Robust SARS-CoV-2–specific humoral and cellular responses are maintained in convalescent patients with COVID-19 at 1 year postinfection. However, the dysfunction of SARS-CoV-2–specific CD4⁺ T cells supports the notion that vaccination is needed in convalescent patients for preventing reinfection.

中文翻译：

感染后 1 年恢复期 COVID-19 患者对 SARS-CoV-2 的免疫记忆

背景

了解严重急性呼吸系统综合症冠状病毒 2 (SARS-CoV-2) 免疫记忆的复杂性是深入了解保护性免疫抵抗再感染的持久性的关键。

客观的

我们试图评估随访时间较长的恢复期患者对 SARS-CoV-2 的免疫记忆。

方法

在感染后 1 年的 2019 年冠状病毒病 (COVID-19) 恢复期患者中评估了 SARS-CoV-2 特异性体液和细胞反应。

结果

康复 1 年后，共招募了 78 名康复期 COVID-19 患者（26 名中度、43 名重度和 9 名危重）。
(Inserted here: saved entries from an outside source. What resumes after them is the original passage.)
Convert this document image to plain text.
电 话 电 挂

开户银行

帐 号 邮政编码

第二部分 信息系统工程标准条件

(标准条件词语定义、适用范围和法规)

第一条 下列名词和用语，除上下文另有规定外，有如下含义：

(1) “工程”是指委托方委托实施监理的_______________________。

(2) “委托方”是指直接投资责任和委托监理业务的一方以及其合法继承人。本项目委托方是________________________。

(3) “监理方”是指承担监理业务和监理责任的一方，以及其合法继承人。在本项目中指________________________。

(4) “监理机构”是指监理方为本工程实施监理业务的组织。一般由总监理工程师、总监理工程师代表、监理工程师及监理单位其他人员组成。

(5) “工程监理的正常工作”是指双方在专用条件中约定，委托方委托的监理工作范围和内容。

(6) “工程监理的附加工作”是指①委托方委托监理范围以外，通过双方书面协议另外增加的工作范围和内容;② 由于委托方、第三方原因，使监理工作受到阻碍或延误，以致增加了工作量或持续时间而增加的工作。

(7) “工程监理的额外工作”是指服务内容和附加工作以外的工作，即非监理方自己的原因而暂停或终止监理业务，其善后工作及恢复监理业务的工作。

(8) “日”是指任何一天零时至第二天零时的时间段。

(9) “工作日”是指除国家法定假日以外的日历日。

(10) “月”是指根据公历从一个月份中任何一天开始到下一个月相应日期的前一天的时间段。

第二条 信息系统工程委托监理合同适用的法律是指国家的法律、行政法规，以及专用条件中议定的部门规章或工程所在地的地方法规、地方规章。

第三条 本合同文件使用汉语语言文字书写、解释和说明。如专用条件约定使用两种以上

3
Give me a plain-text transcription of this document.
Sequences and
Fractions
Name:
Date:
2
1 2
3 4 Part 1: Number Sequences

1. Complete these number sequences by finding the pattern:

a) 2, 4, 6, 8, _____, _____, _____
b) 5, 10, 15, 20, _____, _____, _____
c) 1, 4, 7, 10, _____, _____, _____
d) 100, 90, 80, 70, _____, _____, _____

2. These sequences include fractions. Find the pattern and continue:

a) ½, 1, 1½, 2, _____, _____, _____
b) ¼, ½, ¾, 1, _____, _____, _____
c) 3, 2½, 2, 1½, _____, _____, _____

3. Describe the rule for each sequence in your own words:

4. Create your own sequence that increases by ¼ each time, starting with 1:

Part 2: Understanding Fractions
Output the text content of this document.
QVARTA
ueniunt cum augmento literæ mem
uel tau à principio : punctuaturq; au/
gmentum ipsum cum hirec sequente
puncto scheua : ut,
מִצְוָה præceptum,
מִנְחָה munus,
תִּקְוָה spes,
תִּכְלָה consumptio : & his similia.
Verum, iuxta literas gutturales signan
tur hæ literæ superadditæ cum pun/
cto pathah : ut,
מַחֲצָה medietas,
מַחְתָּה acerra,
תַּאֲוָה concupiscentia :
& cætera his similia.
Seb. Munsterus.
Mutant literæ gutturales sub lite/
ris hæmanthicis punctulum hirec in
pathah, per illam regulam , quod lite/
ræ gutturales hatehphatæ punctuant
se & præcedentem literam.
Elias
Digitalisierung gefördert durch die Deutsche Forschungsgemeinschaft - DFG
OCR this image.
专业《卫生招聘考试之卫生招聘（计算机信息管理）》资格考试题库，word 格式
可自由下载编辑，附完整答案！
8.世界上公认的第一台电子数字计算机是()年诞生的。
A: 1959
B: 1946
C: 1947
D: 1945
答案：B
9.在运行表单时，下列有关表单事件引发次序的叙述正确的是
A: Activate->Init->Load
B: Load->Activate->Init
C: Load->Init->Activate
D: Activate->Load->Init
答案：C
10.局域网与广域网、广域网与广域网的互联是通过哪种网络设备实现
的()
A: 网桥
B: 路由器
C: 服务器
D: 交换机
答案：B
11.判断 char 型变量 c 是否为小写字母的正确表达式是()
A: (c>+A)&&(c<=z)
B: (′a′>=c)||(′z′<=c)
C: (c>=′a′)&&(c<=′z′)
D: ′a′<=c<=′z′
抗受体结合域和抗核衣壳抗体的阳性率为 100%，而我们没有观察到不同严重程度组之间抗体水平的统计学差异。因此，恢复期患者中和抗体（nAbs）的患病率达到了 93.59%。尽管 nAb 滴度在严重程度增加的恢复期患者中显示出增加的趋势，但差异未能达到统计学意义。值得注意的是，nAb 滴度与抗受体结合域水平之间存在显着相关性。有趣的是，SARS-CoV-2 特异性 T 细胞可以在康复期患者中保持稳定，它们的数量与 nAb 滴度和抗受体结合域水平呈正相关。扩增的 SARS-CoV-2 特异性 CD4⁺ T细胞主要产生单一细胞因子，伴随着PD-1、Tim-3、TIGIT、CTLA-4、CD39等耗竭标志物的表达增加，而多功能细胞的比例较低。